Given $\sec \theta = \frac{13}{12}$,calculate all other trigonometric ratios.

(N/A) Consider a right-angled triangle $\triangle ABC$,right-angled at point $B$.
$\sec \theta = \frac{\text{Hypotenuse}}{\text{Side adjacent to } \angle \theta} = \frac{AC}{AB} = \frac{13}{12}$.
Let $AC = 13k$ and $AB = 12k$,where $k$ is a positive constant.

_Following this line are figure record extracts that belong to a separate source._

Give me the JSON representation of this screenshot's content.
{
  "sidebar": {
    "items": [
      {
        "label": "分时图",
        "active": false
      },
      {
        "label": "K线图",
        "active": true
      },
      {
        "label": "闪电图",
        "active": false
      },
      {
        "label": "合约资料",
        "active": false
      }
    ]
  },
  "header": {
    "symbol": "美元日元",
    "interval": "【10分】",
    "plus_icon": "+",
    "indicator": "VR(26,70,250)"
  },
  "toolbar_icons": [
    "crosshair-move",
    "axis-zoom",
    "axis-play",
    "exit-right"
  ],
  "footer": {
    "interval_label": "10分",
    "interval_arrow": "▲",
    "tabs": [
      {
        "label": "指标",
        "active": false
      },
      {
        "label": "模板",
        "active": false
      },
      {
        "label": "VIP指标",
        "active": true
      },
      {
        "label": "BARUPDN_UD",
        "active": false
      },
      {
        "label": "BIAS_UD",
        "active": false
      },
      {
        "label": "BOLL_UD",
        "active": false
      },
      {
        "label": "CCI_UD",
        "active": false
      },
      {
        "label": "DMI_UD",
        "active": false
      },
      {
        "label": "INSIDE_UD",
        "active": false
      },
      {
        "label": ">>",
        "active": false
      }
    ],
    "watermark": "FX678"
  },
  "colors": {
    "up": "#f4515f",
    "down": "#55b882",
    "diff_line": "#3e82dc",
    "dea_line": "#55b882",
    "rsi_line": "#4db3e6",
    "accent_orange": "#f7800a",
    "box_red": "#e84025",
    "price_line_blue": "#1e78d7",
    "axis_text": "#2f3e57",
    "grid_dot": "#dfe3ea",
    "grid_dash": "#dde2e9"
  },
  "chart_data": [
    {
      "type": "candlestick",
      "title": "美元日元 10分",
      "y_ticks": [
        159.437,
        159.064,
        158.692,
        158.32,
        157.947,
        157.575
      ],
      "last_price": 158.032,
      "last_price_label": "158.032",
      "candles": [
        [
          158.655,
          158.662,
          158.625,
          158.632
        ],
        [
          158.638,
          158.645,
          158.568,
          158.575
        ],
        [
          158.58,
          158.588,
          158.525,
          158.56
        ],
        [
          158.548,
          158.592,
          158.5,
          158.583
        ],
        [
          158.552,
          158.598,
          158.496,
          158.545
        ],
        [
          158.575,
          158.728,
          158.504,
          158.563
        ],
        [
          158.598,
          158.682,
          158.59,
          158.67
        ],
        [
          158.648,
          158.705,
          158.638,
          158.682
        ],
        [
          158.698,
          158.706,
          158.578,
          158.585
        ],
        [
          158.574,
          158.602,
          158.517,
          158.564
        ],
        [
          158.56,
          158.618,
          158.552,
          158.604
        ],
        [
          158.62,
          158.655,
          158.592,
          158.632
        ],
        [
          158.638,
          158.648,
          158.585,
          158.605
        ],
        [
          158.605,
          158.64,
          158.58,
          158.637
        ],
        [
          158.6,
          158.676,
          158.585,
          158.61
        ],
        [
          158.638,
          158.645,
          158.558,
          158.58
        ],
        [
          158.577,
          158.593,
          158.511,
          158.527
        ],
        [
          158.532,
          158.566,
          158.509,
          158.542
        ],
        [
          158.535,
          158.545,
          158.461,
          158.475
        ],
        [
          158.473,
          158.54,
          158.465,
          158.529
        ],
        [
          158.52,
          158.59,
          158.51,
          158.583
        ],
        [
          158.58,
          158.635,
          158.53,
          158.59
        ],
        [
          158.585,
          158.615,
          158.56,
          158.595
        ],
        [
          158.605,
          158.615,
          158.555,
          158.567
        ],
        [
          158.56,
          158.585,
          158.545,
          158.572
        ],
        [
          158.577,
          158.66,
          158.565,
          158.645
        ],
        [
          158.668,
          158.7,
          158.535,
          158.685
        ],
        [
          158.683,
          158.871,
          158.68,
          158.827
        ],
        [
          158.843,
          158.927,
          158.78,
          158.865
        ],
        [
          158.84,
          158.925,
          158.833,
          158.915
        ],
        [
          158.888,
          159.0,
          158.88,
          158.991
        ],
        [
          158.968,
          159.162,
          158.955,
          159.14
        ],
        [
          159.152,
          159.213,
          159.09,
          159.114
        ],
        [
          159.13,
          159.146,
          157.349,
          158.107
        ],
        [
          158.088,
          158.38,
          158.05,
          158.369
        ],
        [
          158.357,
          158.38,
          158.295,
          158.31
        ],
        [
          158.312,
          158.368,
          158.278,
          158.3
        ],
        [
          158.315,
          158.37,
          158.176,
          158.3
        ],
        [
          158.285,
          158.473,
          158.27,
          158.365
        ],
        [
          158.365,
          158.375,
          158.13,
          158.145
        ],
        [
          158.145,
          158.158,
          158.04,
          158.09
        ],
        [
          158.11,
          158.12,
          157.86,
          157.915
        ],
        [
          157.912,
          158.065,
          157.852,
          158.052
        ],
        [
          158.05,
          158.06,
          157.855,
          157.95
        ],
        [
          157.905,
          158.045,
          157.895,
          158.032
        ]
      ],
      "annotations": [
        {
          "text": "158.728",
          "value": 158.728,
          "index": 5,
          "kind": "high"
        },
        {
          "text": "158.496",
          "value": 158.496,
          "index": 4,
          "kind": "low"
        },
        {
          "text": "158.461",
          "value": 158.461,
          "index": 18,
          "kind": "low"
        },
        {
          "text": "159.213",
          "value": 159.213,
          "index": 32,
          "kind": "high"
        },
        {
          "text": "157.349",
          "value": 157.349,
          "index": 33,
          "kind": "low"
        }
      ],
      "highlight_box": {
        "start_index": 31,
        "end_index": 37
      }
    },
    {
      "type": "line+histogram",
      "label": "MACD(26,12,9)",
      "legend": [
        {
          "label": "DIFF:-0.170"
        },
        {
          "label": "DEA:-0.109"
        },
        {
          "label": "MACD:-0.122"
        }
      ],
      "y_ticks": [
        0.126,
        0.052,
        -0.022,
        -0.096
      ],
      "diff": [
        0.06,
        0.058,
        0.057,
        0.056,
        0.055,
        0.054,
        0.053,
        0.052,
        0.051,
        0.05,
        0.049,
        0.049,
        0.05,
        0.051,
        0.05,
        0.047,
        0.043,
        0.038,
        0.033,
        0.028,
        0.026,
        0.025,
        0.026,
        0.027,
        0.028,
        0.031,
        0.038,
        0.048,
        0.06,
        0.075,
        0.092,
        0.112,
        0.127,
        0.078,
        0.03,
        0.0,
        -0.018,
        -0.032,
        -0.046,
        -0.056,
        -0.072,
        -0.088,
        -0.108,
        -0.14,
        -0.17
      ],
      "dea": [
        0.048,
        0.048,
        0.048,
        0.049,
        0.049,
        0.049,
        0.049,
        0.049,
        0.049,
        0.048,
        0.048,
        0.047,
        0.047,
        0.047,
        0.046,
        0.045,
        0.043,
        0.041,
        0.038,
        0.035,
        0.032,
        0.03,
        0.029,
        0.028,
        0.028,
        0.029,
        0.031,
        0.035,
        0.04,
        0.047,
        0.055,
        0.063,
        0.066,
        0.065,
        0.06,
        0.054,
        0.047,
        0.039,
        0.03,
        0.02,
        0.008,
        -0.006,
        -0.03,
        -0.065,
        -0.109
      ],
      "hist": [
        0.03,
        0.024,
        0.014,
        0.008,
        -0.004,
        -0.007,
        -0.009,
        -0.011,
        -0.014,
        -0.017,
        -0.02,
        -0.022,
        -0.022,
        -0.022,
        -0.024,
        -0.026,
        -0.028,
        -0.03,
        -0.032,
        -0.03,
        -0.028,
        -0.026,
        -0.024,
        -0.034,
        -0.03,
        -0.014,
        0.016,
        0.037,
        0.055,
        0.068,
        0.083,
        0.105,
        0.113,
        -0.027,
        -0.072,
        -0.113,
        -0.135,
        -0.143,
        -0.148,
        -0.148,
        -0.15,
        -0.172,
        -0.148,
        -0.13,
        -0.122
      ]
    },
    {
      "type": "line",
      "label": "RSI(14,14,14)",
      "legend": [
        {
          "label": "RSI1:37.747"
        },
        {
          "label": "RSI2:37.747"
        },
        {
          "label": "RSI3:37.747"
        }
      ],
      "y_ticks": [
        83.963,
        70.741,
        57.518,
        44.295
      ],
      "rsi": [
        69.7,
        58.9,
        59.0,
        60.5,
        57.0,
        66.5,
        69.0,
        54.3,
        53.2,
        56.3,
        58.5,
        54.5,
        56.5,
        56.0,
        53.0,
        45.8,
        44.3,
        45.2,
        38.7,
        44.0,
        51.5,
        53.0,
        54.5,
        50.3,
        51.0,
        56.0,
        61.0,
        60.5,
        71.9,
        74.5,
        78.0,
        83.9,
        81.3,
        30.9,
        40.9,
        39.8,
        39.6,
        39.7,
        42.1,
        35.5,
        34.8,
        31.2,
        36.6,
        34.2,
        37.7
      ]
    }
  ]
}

Applying the Pythagoras theorem in $\triangle ABC$:
$(AC)^2 = (AB)^2 + (BC)^2$
$(13k)^2 = (12k)^2 + (BC)^2$
$169k^2 = 144k^2 + (BC)^2$
$(BC)^2 = 25k^2$
$BC = 5k$
Now,calculating the other trigonometric ratios:
$\sin \theta = \frac{\text{Side opposite to } \angle \theta}{\text{Hypotenuse}} = \frac{BC}{AC} = \frac{5k}{13k} = \frac{5}{13}$
$\cos \theta = \frac{\text{Side adjacent to } \angle \theta}{\text{Hypotenuse}} = \frac{AB}{AC} = \frac{12k}{13k} = \frac{12}{13}$
$\tan \theta = \frac{\text{Side opposite to } \angle \theta}{\text{Side adjacent to } \angle \theta} = \frac{BC}{AB} = \frac{5k}{12k} = \frac{5}{12}$
$\cot \theta = \frac{\text{Side adjacent to } \angle \theta}{\text{Side opposite to } \angle \theta} = \frac{AB}{BC} = \frac{12k}{5k} = \frac{12}{5}$
$\operatorname{cosec} \theta = \frac{\text{Hypotenuse}}{\text{Side opposite to } \angle \theta} = \frac{AC}{BC} = \frac{13k}{5k} = \frac{13}{5}$